Althought the dates in my version have some tight tolerances, I am convinced the story goes something like this. Sometime well before the academic year 1894-95, students at Yale began to refer to the wagons that came to campus selling what were widely known then as “dachshund sausages” in buns, as “dog wagons”. What they sold were soon called “dogs”.
An article in the October 19, 1895 issue of the Yale Record, the campus newspaper, ended with, “They contentedly munched hot dogs during the whole service”. This is the first known recorded instance of hot dog in this sense and both words were probably accented at this time. (Hotdog today has only one accent which means it is one word.) In fact, by 1900 it was one word also used metaphorically (because of the implication of hot) to refer to someone who performed well or something that was really excellent, e.g. “He has made some hot-dog drawings for….”

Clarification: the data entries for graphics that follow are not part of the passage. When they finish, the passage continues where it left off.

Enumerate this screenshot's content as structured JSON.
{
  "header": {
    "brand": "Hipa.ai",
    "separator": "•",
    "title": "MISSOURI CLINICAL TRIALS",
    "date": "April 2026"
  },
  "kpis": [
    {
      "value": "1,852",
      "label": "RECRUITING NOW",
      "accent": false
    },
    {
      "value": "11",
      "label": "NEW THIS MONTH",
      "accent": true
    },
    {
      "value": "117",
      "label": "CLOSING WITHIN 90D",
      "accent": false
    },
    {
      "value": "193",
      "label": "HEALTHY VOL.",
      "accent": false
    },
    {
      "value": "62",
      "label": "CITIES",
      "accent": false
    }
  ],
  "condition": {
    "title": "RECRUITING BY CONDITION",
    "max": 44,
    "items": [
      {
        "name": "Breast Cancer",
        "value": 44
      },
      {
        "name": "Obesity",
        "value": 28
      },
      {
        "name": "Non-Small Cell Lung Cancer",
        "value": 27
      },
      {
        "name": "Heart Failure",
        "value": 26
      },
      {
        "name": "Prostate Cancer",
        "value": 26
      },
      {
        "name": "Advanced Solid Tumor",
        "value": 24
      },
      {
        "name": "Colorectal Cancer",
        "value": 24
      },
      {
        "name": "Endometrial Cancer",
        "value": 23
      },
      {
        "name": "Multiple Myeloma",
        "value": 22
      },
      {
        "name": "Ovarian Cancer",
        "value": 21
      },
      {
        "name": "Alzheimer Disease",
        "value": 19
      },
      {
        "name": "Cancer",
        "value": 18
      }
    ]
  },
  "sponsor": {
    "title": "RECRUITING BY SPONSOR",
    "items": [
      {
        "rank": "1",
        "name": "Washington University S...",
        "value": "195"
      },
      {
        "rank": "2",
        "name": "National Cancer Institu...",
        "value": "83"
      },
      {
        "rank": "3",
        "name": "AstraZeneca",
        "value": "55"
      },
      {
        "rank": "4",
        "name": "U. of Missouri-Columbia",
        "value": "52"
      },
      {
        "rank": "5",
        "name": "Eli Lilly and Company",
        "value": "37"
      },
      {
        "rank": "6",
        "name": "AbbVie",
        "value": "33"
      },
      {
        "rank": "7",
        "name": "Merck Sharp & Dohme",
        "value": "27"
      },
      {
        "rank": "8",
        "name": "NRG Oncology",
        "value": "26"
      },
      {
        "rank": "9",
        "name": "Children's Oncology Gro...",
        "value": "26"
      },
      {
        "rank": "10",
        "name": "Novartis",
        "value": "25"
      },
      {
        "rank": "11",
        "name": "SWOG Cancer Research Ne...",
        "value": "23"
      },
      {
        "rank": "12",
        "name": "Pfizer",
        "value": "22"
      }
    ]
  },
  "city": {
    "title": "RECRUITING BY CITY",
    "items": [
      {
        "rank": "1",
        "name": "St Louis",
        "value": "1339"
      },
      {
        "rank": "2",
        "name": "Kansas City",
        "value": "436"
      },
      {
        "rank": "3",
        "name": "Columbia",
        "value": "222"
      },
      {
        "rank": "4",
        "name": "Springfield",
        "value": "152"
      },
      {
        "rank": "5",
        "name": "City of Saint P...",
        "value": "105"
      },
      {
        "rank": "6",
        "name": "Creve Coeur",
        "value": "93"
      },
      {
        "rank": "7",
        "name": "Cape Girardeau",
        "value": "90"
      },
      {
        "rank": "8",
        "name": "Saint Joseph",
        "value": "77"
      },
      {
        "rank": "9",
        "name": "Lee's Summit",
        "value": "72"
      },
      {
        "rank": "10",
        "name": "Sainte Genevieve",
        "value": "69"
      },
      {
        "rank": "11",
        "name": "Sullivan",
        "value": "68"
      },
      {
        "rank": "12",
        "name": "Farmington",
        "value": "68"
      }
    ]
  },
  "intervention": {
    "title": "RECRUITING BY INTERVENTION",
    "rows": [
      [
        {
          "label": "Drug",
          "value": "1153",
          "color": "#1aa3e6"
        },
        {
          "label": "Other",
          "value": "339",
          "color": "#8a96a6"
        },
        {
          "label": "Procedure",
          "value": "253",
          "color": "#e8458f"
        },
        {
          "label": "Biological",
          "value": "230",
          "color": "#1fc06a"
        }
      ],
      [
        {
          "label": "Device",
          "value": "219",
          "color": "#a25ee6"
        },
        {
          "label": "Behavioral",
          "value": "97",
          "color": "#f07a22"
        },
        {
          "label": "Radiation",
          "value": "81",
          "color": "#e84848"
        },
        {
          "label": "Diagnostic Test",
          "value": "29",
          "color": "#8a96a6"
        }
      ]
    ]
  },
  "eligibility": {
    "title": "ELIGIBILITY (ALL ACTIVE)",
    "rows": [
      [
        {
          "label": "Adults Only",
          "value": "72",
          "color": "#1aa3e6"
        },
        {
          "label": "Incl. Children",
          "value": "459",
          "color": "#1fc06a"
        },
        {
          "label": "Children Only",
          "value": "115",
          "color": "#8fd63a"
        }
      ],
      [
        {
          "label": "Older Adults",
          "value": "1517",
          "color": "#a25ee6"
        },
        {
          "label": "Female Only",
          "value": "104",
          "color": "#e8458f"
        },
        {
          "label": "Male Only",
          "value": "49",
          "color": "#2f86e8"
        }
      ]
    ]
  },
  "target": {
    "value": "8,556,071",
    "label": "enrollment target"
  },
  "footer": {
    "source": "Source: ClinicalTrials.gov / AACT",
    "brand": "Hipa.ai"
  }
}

The verbal sense comes from the exclamation “Hot dog!” and was first used in sports to refer to players who liked to show off. Someone who hotdogs is trying to get those watching him to exclaim their delight. This usage comes from the sense of someone who is excellent at something but this exclamation also serves as a euphemism of “Hot damn!” itself a euphemism for an even stronger interjection (G-D!)